Including those 18 people and the aforementioned artwork (courtesy of the very talented Bryce and his signature ASB writing and Miriam’s lovely portraits).

This house is where friendship happened.

Where a majority of our TEN annual Christmas parties have happened, including number one, five, and ten.

Where drunkenness happened.

And where I was a baby and a child and an adolescent and an adult. Where I was part of the best family I could’ve ever asked for.

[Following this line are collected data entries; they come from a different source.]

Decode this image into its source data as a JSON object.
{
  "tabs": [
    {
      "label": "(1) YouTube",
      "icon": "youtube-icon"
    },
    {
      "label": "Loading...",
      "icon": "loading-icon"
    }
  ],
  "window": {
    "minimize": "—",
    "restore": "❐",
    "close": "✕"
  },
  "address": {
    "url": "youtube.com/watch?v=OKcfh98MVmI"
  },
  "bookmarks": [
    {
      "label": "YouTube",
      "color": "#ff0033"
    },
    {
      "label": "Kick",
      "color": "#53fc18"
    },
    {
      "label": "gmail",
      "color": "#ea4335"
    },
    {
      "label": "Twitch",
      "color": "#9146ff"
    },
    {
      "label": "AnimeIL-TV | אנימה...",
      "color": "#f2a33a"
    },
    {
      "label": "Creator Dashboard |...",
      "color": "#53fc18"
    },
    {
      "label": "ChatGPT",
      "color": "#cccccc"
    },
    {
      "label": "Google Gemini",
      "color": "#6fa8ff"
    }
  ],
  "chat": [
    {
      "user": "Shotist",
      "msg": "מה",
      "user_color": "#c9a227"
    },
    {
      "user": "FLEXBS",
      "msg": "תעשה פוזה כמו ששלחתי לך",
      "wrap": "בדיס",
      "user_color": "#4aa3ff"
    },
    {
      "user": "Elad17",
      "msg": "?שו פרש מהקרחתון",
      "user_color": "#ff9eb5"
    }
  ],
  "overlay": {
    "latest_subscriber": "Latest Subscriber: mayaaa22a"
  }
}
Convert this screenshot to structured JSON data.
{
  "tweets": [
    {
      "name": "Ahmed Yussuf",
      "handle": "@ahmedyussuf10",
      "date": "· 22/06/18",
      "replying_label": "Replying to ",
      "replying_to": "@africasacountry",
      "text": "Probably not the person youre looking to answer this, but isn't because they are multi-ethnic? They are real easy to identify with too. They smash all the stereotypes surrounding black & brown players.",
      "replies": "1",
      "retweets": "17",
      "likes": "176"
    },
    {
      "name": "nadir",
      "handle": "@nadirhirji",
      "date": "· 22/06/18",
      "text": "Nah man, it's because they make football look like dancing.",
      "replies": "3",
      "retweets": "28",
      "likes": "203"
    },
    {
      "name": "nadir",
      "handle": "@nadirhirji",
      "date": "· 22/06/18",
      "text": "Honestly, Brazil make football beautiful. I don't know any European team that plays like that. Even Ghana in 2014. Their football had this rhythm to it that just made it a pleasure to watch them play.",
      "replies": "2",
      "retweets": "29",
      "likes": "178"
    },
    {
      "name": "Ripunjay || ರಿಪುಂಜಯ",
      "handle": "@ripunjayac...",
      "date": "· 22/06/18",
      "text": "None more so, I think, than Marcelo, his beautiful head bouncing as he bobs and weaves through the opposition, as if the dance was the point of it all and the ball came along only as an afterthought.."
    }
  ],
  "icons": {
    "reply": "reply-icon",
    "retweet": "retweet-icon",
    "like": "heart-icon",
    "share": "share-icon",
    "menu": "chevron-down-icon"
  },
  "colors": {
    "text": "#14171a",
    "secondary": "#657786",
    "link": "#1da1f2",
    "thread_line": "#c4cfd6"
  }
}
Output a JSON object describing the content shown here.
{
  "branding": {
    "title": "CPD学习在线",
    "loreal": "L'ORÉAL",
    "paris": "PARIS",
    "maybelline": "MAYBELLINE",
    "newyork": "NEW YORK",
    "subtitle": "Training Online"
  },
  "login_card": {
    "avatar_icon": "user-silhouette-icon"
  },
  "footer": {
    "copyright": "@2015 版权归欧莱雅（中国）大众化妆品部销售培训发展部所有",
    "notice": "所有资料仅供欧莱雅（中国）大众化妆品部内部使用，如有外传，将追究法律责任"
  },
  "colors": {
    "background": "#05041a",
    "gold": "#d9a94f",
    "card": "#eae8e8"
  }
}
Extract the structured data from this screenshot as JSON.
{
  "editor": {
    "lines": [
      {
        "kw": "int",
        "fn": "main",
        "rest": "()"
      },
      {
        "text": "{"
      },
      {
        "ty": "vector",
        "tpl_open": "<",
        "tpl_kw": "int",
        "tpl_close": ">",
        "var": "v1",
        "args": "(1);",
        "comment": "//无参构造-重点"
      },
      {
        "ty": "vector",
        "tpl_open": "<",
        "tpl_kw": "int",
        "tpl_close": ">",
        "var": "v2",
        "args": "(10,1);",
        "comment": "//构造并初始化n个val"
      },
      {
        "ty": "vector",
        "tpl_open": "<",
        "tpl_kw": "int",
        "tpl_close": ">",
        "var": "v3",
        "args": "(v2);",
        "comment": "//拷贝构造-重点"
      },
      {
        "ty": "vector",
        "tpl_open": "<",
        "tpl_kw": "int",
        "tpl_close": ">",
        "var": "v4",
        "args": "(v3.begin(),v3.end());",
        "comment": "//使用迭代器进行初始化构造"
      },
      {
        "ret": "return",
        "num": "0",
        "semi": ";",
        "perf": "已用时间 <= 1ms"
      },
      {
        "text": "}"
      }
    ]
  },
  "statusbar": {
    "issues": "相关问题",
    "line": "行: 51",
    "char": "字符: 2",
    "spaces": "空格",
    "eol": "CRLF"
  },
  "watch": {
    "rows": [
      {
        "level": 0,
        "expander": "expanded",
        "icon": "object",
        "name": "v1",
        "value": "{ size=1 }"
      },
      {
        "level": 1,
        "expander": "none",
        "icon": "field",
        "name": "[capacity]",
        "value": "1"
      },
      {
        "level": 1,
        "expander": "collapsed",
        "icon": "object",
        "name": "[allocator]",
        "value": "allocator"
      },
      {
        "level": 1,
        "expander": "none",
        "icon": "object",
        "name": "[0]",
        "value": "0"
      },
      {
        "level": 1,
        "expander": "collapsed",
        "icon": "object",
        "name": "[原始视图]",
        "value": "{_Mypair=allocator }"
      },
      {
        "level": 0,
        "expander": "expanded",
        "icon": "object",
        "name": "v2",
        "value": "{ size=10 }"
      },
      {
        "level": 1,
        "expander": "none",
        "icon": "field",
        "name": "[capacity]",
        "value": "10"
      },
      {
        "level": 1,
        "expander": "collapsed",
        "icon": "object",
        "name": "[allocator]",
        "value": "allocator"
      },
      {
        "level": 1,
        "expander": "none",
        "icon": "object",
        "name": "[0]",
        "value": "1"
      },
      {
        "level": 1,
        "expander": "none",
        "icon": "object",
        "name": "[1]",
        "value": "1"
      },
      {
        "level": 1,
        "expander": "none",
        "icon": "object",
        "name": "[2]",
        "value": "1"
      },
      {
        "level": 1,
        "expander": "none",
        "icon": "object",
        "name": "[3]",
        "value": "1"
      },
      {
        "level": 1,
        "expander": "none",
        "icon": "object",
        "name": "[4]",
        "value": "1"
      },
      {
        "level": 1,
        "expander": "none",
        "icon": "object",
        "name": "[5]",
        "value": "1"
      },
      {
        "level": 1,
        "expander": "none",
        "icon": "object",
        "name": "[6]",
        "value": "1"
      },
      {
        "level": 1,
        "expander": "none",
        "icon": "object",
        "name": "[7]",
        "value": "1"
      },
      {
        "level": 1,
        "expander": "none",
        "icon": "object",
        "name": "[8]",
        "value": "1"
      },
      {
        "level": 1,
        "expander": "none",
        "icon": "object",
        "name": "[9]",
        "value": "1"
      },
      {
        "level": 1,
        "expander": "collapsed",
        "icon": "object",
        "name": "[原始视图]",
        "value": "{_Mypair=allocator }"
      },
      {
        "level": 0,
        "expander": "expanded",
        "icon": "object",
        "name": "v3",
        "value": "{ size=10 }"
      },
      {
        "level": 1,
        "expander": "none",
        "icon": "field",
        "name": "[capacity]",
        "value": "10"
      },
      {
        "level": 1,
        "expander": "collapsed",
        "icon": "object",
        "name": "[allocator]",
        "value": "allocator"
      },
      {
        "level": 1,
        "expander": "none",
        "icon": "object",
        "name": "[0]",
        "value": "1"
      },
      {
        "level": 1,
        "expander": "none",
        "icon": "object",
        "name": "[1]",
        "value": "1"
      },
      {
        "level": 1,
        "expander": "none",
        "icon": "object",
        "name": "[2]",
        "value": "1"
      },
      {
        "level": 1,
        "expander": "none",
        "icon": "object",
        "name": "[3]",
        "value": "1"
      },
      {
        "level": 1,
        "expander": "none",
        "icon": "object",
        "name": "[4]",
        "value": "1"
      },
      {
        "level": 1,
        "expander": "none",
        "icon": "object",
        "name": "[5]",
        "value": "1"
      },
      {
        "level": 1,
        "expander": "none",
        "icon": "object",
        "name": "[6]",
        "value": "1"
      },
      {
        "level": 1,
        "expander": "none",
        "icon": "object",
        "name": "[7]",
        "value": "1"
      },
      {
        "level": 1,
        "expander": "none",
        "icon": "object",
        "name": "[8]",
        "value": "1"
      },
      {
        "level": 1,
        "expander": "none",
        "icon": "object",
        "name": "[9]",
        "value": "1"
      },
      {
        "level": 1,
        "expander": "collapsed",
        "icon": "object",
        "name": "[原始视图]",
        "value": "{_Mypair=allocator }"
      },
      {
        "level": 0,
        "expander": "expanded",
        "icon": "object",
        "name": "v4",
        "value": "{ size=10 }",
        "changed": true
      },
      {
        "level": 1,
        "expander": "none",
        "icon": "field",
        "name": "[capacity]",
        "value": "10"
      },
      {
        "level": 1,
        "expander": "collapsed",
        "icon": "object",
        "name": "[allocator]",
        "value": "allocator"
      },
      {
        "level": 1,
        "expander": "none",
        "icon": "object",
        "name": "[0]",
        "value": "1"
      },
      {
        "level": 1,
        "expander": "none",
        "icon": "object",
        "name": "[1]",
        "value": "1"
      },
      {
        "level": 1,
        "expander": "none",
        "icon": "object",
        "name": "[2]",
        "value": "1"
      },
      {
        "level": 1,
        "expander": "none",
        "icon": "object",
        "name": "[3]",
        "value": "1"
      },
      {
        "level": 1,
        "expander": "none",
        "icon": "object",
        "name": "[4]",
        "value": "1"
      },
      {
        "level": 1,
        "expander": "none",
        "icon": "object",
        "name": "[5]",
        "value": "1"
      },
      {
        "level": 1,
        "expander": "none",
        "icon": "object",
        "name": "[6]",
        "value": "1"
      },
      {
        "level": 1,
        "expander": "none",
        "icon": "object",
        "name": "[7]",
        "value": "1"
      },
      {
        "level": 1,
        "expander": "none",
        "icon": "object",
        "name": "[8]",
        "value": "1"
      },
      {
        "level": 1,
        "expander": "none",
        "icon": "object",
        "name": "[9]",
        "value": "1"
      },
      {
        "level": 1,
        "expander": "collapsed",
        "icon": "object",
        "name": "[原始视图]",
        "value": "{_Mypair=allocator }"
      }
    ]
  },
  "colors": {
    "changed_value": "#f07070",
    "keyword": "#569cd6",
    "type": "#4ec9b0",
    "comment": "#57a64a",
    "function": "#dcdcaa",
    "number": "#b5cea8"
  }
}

I am going to miss this house, this place where I put my heart for the last 27 years. I’ve lived in other places, but they’ve never been what this house has been to me, what this city has been to me, what this whole place is. I spent my formative years wishing I was anywhere else on Earth and now I’m going to spend the next few wishing I could get back. And that seems fitting somehow. But I know it’ll never be this house again and I know that the people who live in it next will destroy some of the things I have learned to love most about it — the creaking floors and the dated kitchen, the green bathtub, and the 1952 original windows that are a bitch and a half to open — but they’ll make their own memories in it and I think that makes it okay.

It’s in my nature to want to destroy what I can’t have though, so I’ll probably spend the next three weeks fighting every urge in my body to just start smashing things, to upperdeck the toilets, and steal the house down to the studs. But I’ll resist and try to remember it as well as I can instead because it’ll always be the first place I think of when I hear “home,” the first place I ever lived and probably always the longest. It’ll always be, in some significant way, home.